There's a song by Kanye West ft. Bon Iver entitled "Lost in the World", which I find to be rather haunting... comforting and unnerving, hopeless yet strangely confident.  It's been running through my mind, so I gave it a listen before crawling into bed for the night.  As it played, I realized how little music I've listened to since the Africa trip... which is quite a strange phenomenon.   It seems I've been strangely focused on work these last two weeks... well, that and healing from the bizarre amount of illnesses which challenged my body's immune system.  And, though I'm fairly exhausted, I feel it's about time to write a bit.

I'm struck tonight by appearances and perspectives. Not only what we experience, but what other people think we experience.  It brings to mind magic shows or the movie I love, The Prestige.  The illusionist presents a particular image for the audience.  He knows the truth and reality of the illusion, the raw framework of the trick.  But the audience sees the veil, the finished product, the "magic".  Of course, despite knowing a lie exists, they are sill amazed.  And, if the magician is successful, the truth will not be seen by the crowd.  

So often, we present or give forth part of ourselves - an image that people may want to see or how we want people to perceive us. But, just like the magician veiling the magic trick, there's truth and reality underneath to be shown when exposed.  Of course, at times that shroud is necessary.. either to prevent hurt or maintain boundaries.  It brings to mind a conversation with an older gentleman at work who likes to remind me of my tender age and non-street credibility.  He told me, "I lie to you all the time, but see, you don't know that I'm lying to you.. because I live that life, baby".   Not surprising or particular interesting to me that he may lie.. afterall, he spends a good deal of time hustling and using drugs.  But, I wonder if it would dampen his spirits to know how completely aware of his lies I was/am.. though I often choose silence as the response.  

And what is the purpose of the veil, the way in which we present ourselves?  It's certainly not always a positive one, but rather the ideal type to meet whatever self-proclaimed goal we've set. Ruled by fear? Maybe.  Created out of fear/trauma?  In a lot of cases perhaps.  Driven by insecurity? At times.  

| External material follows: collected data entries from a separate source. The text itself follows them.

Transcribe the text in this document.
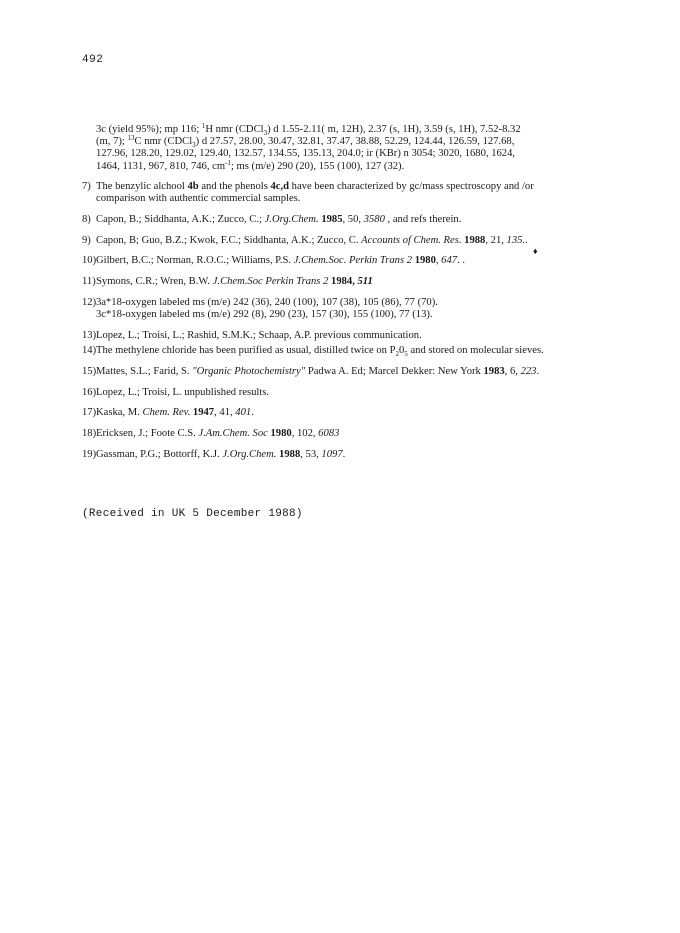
492
♦

3c (yield 95%); mp 116; $^1$H nmr (CDCl$_3$) d 1.55-2.11( m, 12H), 2.37 (s, 1H), 3.59 (s, 1H), 7.52-8.32

(m, 7); $^{13}$C nmr (CDCl$_3$) d 27.57, 28.00, 30.47, 32.81, 37.47, 38.88, 52.29, 124.44, 126.59, 127.68,

127.96, 128.20, 129.02, 129.40, 132.57, 134.55, 135.13, 204.0; ir (KBr) n 3054; 3020, 1680, 1624,

1464, 1131, 967, 810, 746, $cm^{-1}$; ms (m/e) 290 (20), 155 (100), 127 (32).

7) The benzylic alchool 4b and the phenols 4c,d have been characterized by gc/mass spectroscopy and /or

comparison with authentic commercial samples.

8) Capon, B.; Siddhanta, A.K.; Zucco, C.; J.Org.Chem. 1985, 50, 3580 , and refs therein.

9) Capon, B; Guo, B.Z.; Kwok, F.C.; Siddhanta, A.K.; Zucco, C. Accounts of Chem. Res. 1988, 21, 135..

10)Gilbert, B.C.; Norman, R.O.C.; Williams, P.S. J.Chem.Soc. Perkin Trans 2 1980, 647. .

11)Symons, C.R.; Wren, B.W. J.Chem.Soc Perkin Trans 2 1984, 511

12)3a*18-oxygen labeled ms (m/e) 242 (36), 240 (100), 107 (38), 105 (86), 77 (70).

3c*18-oxygen labeled ms (m/e) 292 (8), 290 (23), 157 (30), 155 (100), 77 (13).

13)Lopez, L.; Troisi, L.; Rashid, S.M.K.; Schaap, A.P. previous communication.

14)The methylene chloride has been purified as usual, distilled twice on $P_20_5$ and stored on molecular sieves.

15)Mattes, S.L.; Farid, S. "Organic Photochemistry" Padwa A. Ed; Marcel Dekker: New York 1983, 6, 223.

16)Lopez, L.; Troisi, L. unpublished results.

17)Kaska, M. Chem. Rev. 1947, 41, 401.

18)Ericksen, J.; Foote C.S. J.Am.Chem. Soc 1980, 102, 6083

19)Gassman, P.G.; Bottorff, K.J. J.Org.Chem. 1988, 53, 1097.

(Received in UK 5 December 1988)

Patterns.  Cycles of behavior.  It seems once ruts are created... once that path is tread so often it becomes well-worn.  I was always amazed at my parent's farm how the cats managed to make little trails through the grass.  Seems completely bizarre to me that soft-padded cats' feet would travel down one line so often as to make a visible line in the grass.   It's truly incredible how patterns and cycles of behavior can trap in a very powerful net, which is often invisible to ourselves.. but quite apparent to others (just the reverse of the magic trick). 

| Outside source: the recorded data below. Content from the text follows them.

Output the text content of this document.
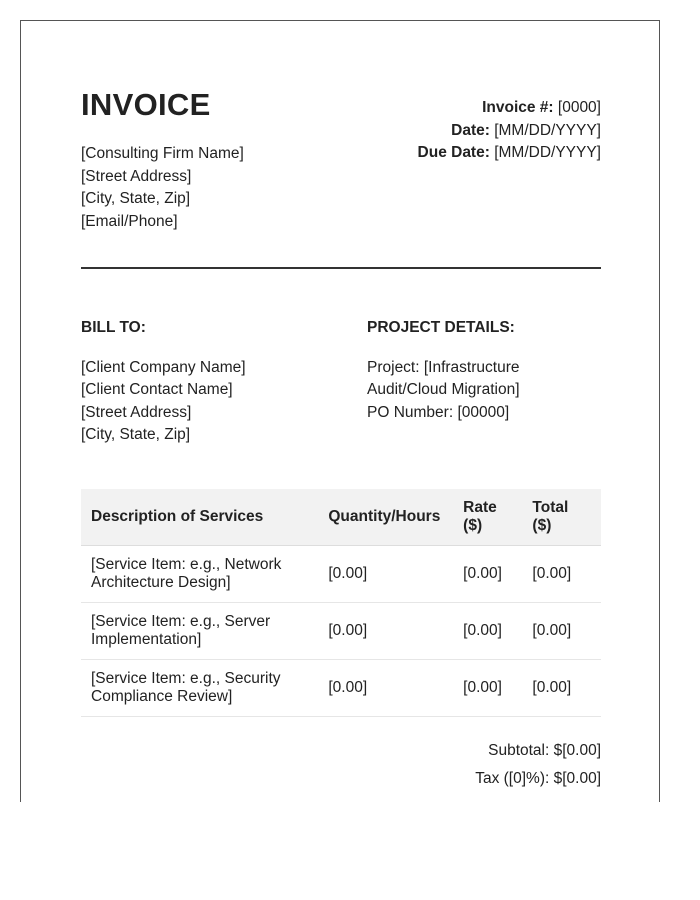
INVOICE
[Consulting Firm Name]
[Street Address]
[City, State, Zip]
[Email/Phone]
Invoice #: [0000]
Date: [MM/DD/YYYY]
Due Date: [MM/DD/YYYY]
BILL TO:
[Client Company Name]
[Client Contact Name]
[Street Address]
[City, State, Zip]
PROJECT DETAILS:
Project: [Infrastructure Audit/Cloud Migration]
PO Number: [00000]
Description of Services	Quantity/Hours	Rate ($)	Total ($)
[Service Item: e.g., Network Architecture Design]	[0.00]	[0.00]	[0.00]
[Service Item: e.g., Server Implementation]	[0.00]	[0.00]	[0.00]
[Service Item: e.g., Security Compliance Review]	[0.00]	[0.00]	[0.00]
Subtotal: $[0.00]
Tax ([0]%): $[0.00]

At times I feel discouraged at work.. feel the weight and pressure of housing people, with inadequate resources and wayward clients, who are never quite "finished with their business" and ready to get treatment and/or housing.  Breaking the cycles... changing the patterns... hitting that bump or getting that push which shoves us off the well-worn troublesome path and onto a new journey - that's where my mind is drawn continually these last few weeks.  Breaking the negative patterns of behavior and thought in replacement of new, more positive/healthy ones. 

Back to appearances and perspectives.  It's very difficult to break a pattern and cycle of behavior if people's responses to us become completely predictable.  Rather than hope to find new responses, we begin to assume that none exist - thereby exacerbating and reinforcing the negative pattern more.

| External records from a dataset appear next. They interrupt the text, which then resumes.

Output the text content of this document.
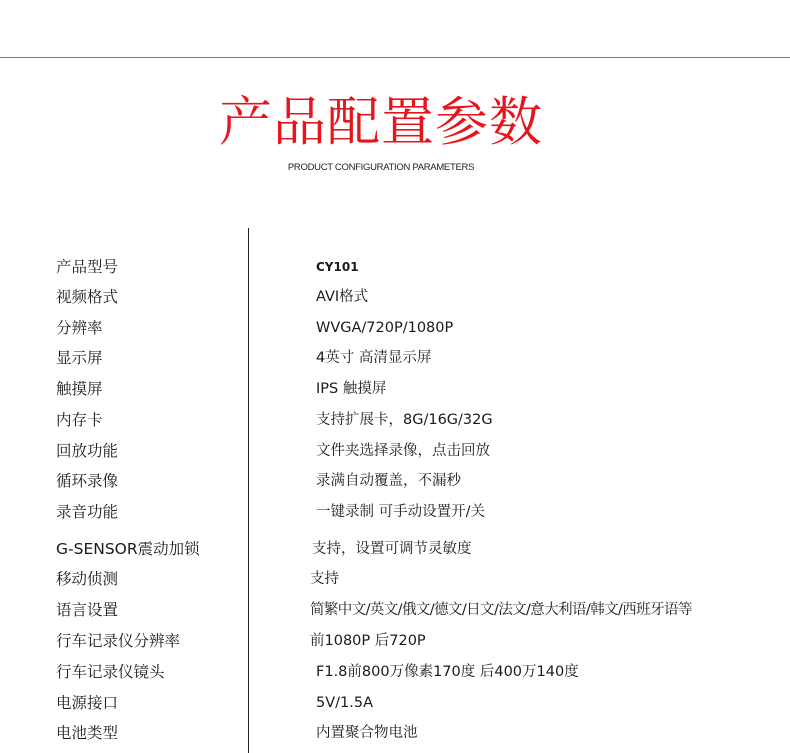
产品配置参数
PRODUCT CONFIGURATION PARAMETERS
产品型号	CY101
视频格式	AVI格式
分辨率	WVGA/720P/1080P
显示屏	4英寸 高清显示屏
触摸屏	IPS 触摸屏
内存卡	支持扩展卡，8G/16G/32G
回放功能	文件夹选择录像，点击回放
循环录像	录满自动覆盖，不漏秒
录音功能	一键录制 可手动设置开/关
G-SENSOR震动加锁	支持，设置可调节灵敏度
移动侦测	支持
语言设置	简繁中文/英文/俄文/德文/日文/法文/意大利语/韩文/西班牙语等
行车记录仪分辨率	前1080P 后720P
行车记录仪镜头	F1.8前800万像素170度 后400万140度
电源接口	5V/1.5A
电池类型	内置聚合物电池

My morning started with a great conversation with a man who struggles with alcohol. He tends to be rather opinionated and loud-mouthed, a combination which generally ends in arguments and hostility with others.  Certainly we've had a number of lively discussions!  However, while drinking coffee/tea early this morning, he was rather mellow.  We spoke about change... and the difficulty in taking the "plunge" or needed steps to catapult the change.  The known becomes more comfortable and safe than the unknown, despite the discomfort with the known.  Patterns.  We find solace and safety in those knowns... rightly so.  However, as the knowledge for change becomes necessary, it certainly would be great to find a recipe for easing the difficulty and fear of change.  Of course, scholars study and research and theorize all sorts of wonderful change models.. but at the end of the day, breaking familiar patterns of behavior is just plain hard.  And, to some - impossible.  

But, I am completely convinced (or at least cautiously optimistic), that change happens through relationships.  Patterns of behavior will not be broken until a different response is provided.  Perhaps, as with a magic show, people are not always presenting the truth but rather a veiled interpretation of themselves. 

People love magic shows, despite the knowledge of the lie that exists to cover up the reality.